Former Shas MK Yaakov Yosef laid to rest
Tens of thousands attend funeral of ultra-Orthodox party’s spiritual leader’s son, who died at 66 on Friday afternoon
Rabbi Yaakov Yosef, the eldest son of the spiritual leader of the Shas party, Rabbi Ovadia Yosef, was laid to rest Friday afternoon after dying at Hadassah Hospital in Ein Kerem hours before.
Tens of thousands of mourners flocked to Jerusalem’s Har Menuhot cemetery on Friday before sundown to pay their final respects at Yosef’s funeral.
Yosef, 66, the rabbi of Jerusalem’s Givat Moshe neighborhood and a far more hardline political figure than his father, was diagnosed with pancreatic cancer over a year ago. He suffered a multisystem failure earlier this week and succumbed to to the disease on Friday afternoon.
Deputy Religious Affairs Minister Rabbi Eli Ben Dahan, from the national-religious Jewish Home party eulogized Yosef as one of the premier religious authorities of the age who would “answer every person individually.”
“I mourn the passing, with great sorrow, of the great learned scholar Rabbi Yaakov Yosef,” he said.

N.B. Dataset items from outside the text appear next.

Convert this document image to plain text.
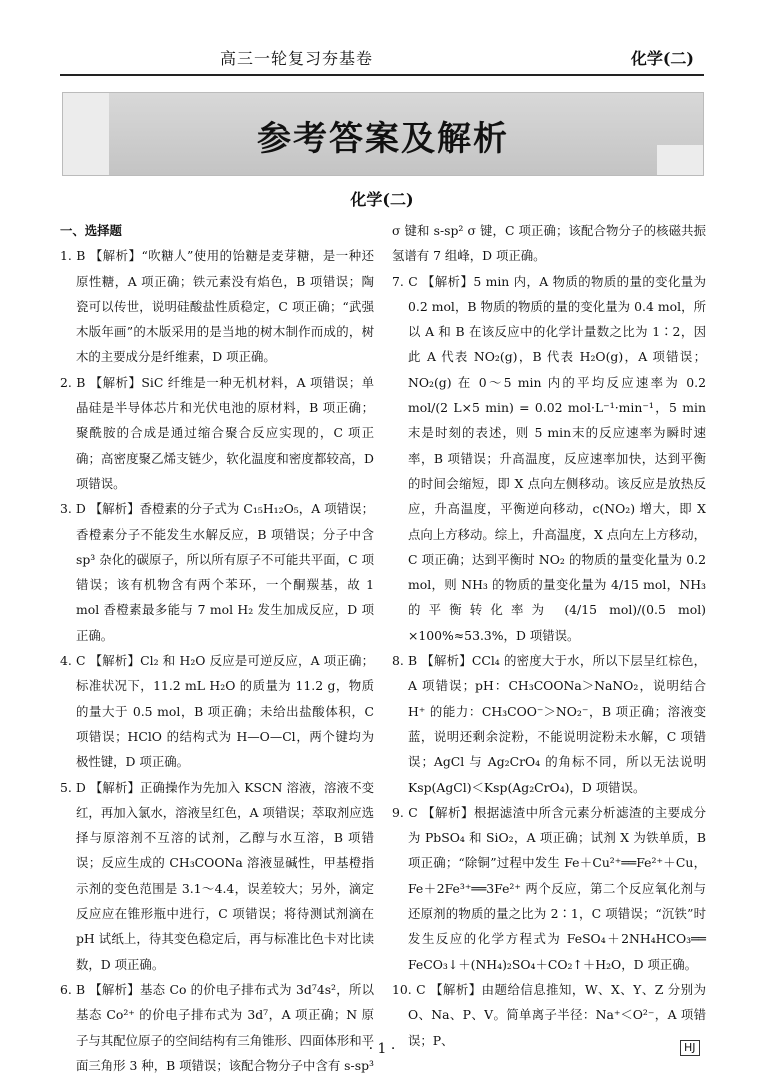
高三一轮复习夯基卷	化学(二)
参考答案及解析
化学(二)

一、选择题

1. B 【解析】“吹糖人”使用的饴糖是麦芽糖，是一种还原性糖，A 项正确；铁元素没有焰色，B 项错误；陶瓷可以传世，说明硅酸盐性质稳定，C 项正确；“武强木版年画”的木版采用的是当地的树木制作而成的，树木的主要成分是纤维素，D 项正确。

2. B 【解析】SiC 纤维是一种无机材料，A 项错误；单晶硅是半导体芯片和光伏电池的原材料，B 项正确；聚酰胺的合成是通过缩合聚合反应实现的，C 项正确；高密度聚乙烯支链少，软化温度和密度都较高，D 项错误。

3. D 【解析】香橙素的分子式为 C₁₅H₁₂O₅，A 项错误；香橙素分子不能发生水解反应，B 项错误；分子中含 sp³ 杂化的碳原子，所以所有原子不可能共平面，C 项错误；该有机物含有两个苯环，一个酮羰基，故 1 mol 香橙素最多能与 7 mol H₂ 发生加成反应，D 项正确。

4. C 【解析】Cl₂ 和 H₂O 反应是可逆反应，A 项正确；标准状况下，11.2 mL H₂O 的质量为 11.2 g，物质的量大于 0.5 mol，B 项正确；未给出盐酸体积，C 项错误；HClO 的结构式为 H—O—Cl，两个键均为极性键，D 项正确。

5. D 【解析】正确操作为先加入 KSCN 溶液，溶液不变红，再加入氯水，溶液呈红色，A 项错误；萃取剂应选择与原溶剂不互溶的试剂，乙醇与水互溶，B 项错误；反应生成的 CH₃COONa 溶液显碱性，甲基橙指示剂的变色范围是 3.1～4.4，误差较大；另外，滴定反应应在锥形瓶中进行，C 项错误；将待测试剂滴在 pH 试纸上，待其变色稳定后，再与标准比色卡对比读数，D 项正确。

6. B 【解析】基态 Co 的价电子排布式为 3d⁷4s²，所以基态 Co²⁺ 的价电子排布式为 3d⁷，A 项正确；N 原子与其配位原子的空间结构有三角锥形、四面体形和平面三角形 3 种，B 项错误；该配合物分子中含有 s-sp³

σ 键和 s-sp² σ 键，C 项正确；该配合物分子的核磁共振氢谱有 7 组峰，D 项正确。

7. C 【解析】5 min 内，A 物质的物质的量的变化量为 0.2 mol，B 物质的物质的量的变化量为 0.4 mol，所以 A 和 B 在该反应中的化学计量数之比为 1∶2，因此 A 代表 NO₂(g)，B 代表 H₂O(g)，A 项错误；NO₂(g) 在 0～5 min 内的平均反应速率为 0.2 mol/(2 L×5 min) = 0.02 mol·L⁻¹·min⁻¹，5 min 末是时刻的表述，则 5 min末的反应速率为瞬时速率，B 项错误；升高温度，反应速率加快，达到平衡的时间会缩短，即 X 点向左侧移动。该反应是放热反应，升高温度，平衡逆向移动，c(NO₂) 增大，即 X 点向上方移动。综上，升高温度，X 点向左上方移动，C 项正确；达到平衡时 NO₂ 的物质的量变化量为 0.2 mol，则 NH₃ 的物质的量变化量为 4/15 mol，NH₃ 的平衡转化率为 (4/15 mol)/(0.5 mol) ×100%≈53.3%，D 项错误。

8. B 【解析】CCl₄ 的密度大于水，所以下层呈红棕色，A 项错误；pH：CH₃COONa＞NaNO₂，说明结合 H⁺ 的能力：CH₃COO⁻＞NO₂⁻，B 项正确；溶液变蓝，说明还剩余淀粉，不能说明淀粉未水解，C 项错误；AgCl 与 Ag₂CrO₄ 的角标不同，所以无法说明 Ksp(AgCl)＜Ksp(Ag₂CrO₄)，D 项错误。

9. C 【解析】根据滤渣中所含元素分析滤渣的主要成分为 PbSO₄ 和 SiO₂，A 项正确；试剂 X 为铁单质，B 项正确；“除铜”过程中发生 Fe＋Cu²⁺══Fe²⁺＋Cu，Fe＋2Fe³⁺══3Fe²⁺ 两个反应，第二个反应氧化剂与还原剂的物质的量之比为 2∶1，C 项错误；“沉铁”时发生反应的化学方程式为 FeSO₄＋2NH₄HCO₃══ FeCO₃↓＋(NH₄)₂SO₄＋CO₂↑＋H₂O，D 项正确。

10. C 【解析】由题给信息推知，W、X、Y、Z 分别为 O、Na、P、V。简单离子半径：Na⁺＜O²⁻，A 项错误；P、

· 1 ·	HJ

Yosef was one of the founders of the Shas party, and served as an MK in the 11th Knesset and as a Jerusalem city councilman with the ultra-Orthodox party. During his term, he quarreled with the faction and even accused the party of being corrupt. Yosef’s father denied the allegations and called his son’s accusations an “outright lie,” causing a rift between him and his son. The younger Yosef eventually left his father’s party.
Relations between Yosef and his father, who served as Israel’s chief Sephardi rabbi in the 1970s, were strained at times, largely due to ideological differences. Yaakov favored more hardline halachic interpretations, including over matters of land for peace, than his father. Ovadia Yosef favored land for peace agreements while his son said such deals were forbidden.
The son also endorsed the ostensible duty of soldiers to refuse orders to evacuate settlements, and backed rulings against renting homes to Arabs.
Father and son were said to have improved relations in recent years.
In 2011, Yosef was called in for questioning by the police for endorsing the book “Torat Hamelech” which promoted the murder of non-Jews under certain circumstances. Yosef refused to respond to the police’s request and was arrested. He was later released and the police closed the case against him without pressing charges.
Israel’s Ashkenazi Chief Rabbi Yona Metzger called his death “a great loss for the Jewish people, the Land of Israel and the world of Sephardic halakha and jurisprudence.”
Metzger said Yosef’s “love for the Land of Israel was great and he experienced great regret over every foot of the Land of Israel that was returned [to the Palestinians] as if it were a precious diamond that was lost.”